# Announcement: Author Discussions Starting



## HLGStrider (Jul 14, 2005)

The Green Dragon is devoted to the cultural side of Off Topics. This is where we discuss literature, movies, entertainment, and currently games. 

Both lighthearted and serious threads are allowed, but please no spamming. 

Threads on this subject started in Stuff and Bother will be moved into the Green Dragon as they are discovered. If you would like to request the moving of a certain thread, please contact me or one of your other moderators. We will do our best to respond promptly.

Gracias,
Elgee


----------



## HLGStrider (Mar 2, 2006)

*Re: Green Dragon Guidelines*

Just a quick note! I've been going through threads created over the last couple of months and merging similar threads.

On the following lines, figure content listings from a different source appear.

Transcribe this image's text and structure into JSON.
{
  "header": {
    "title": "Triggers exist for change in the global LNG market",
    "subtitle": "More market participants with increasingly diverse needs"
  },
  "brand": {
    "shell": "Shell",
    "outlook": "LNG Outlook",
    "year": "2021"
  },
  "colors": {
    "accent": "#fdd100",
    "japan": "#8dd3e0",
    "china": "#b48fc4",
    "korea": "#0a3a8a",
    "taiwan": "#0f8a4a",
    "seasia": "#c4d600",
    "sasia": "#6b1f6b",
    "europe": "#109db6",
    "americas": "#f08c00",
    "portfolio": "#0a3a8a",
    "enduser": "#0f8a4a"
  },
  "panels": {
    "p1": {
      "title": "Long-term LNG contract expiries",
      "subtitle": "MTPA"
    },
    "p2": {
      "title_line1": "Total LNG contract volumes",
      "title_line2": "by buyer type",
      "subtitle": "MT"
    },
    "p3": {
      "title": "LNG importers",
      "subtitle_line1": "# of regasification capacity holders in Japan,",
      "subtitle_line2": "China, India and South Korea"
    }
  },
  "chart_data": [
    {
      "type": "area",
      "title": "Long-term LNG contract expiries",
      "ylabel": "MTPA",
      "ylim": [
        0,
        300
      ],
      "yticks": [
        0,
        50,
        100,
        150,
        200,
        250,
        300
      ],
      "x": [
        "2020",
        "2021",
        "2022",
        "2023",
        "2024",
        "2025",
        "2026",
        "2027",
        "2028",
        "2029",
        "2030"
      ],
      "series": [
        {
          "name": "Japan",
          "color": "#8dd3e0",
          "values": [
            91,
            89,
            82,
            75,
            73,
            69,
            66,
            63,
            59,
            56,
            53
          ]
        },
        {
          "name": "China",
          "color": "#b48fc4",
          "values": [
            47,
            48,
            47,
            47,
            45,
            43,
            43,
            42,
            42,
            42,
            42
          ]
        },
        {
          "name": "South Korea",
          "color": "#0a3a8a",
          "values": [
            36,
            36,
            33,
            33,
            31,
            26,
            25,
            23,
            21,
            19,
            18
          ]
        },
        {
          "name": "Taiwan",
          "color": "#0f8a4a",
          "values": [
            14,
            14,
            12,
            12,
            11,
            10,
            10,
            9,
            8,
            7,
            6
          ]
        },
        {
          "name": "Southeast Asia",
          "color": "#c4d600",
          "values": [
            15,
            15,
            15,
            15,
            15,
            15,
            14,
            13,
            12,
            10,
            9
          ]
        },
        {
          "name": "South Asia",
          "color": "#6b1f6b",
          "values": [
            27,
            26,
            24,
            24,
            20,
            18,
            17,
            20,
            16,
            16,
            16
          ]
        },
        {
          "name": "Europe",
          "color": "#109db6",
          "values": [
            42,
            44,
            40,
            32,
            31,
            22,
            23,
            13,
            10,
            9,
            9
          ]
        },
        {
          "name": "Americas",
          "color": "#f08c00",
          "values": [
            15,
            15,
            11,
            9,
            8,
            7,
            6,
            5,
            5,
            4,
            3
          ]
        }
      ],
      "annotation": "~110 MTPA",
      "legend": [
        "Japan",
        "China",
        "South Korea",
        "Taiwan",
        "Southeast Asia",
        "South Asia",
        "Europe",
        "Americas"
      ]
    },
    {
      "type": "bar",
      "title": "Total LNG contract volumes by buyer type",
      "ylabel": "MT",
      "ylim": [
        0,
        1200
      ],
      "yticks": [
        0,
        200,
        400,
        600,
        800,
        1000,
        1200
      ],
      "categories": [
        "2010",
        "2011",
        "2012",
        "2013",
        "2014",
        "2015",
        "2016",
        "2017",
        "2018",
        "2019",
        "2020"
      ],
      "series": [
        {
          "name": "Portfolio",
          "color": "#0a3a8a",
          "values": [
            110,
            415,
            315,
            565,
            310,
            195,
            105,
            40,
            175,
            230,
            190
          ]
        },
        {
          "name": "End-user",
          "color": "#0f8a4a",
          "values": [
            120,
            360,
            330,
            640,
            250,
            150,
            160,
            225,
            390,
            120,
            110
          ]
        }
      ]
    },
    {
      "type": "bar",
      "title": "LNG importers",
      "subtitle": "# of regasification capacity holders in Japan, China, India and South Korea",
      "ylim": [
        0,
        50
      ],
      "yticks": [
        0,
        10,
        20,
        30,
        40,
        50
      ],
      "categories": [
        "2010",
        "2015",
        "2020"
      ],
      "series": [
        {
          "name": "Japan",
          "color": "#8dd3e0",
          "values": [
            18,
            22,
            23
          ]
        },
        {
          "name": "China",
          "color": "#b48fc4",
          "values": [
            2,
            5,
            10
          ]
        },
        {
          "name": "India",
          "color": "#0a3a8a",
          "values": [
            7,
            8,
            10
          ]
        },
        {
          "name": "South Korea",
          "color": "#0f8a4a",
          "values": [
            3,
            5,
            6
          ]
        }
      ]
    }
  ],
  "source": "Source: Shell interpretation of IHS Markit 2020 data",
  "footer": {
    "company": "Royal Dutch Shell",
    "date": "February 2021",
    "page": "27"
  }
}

Before you open a thread for a discussion on a novel/movie/etc, consider searching to see if someone else has already done so. Not only will it cut down on duplicate threads, but it will allow you to read what other members have to say on the subject quicker.

Love,
Elgee


----------



## HLGStrider (Jan 18, 2007)

*Re: Green Dragon Guidelines and Announcements!*

LET'S GET SOME ENERGY GOING!

All right, I am looking for people to host author discussions. With some of us having a hard time keeping up our interesting in Tolkien, I think the Green Dragon should spend some time focussing on authors of the same vein, authors of mutual interest, authors we love and hate. 

We have already got some interesting converstaions going on about Paolini and Jordan and whole sections devoted to Rowling and Lewis. Here are some authors I think would make interesting discussions:

Jonathan Stroud
Robin McKinnley
Gail Carson Levine
Anne McCafferty
Neil Gaimen
Kate DiCamillo
E. D. Baker
Eion Colfer 
Michael Hoeye
William Goldman (only the Princess Bride, I think his other works are out of genre)
Cornelia Funke
William Sleator
Lemony Snicket
G. P. Taylor
Peter S. Beagle
Lloyd Alexander
J. M. Barrie
Jeanne DuPrau
George MacDonald


A weakness of the list above is I only picked authors I have read and have an opinion on. If you want, I have a link to my website that includes some reviews on some of the above authors. 

http://www.freewebs.com/hlgstrider/elgeesbookshelf.htm


Now, the reason for this is to get us interested in the genre again. Why do we like/dislike these books? How do they compare to Tolkien? Did they steal from Tolkien? Do you like any of them better than Tolkien? 

Also, maybe some of us haven't read some of the above and would like an idea of whether or not we would like to. 

So, I am suggesting we make this an author discussion time. It will keep us out of trouble.


----------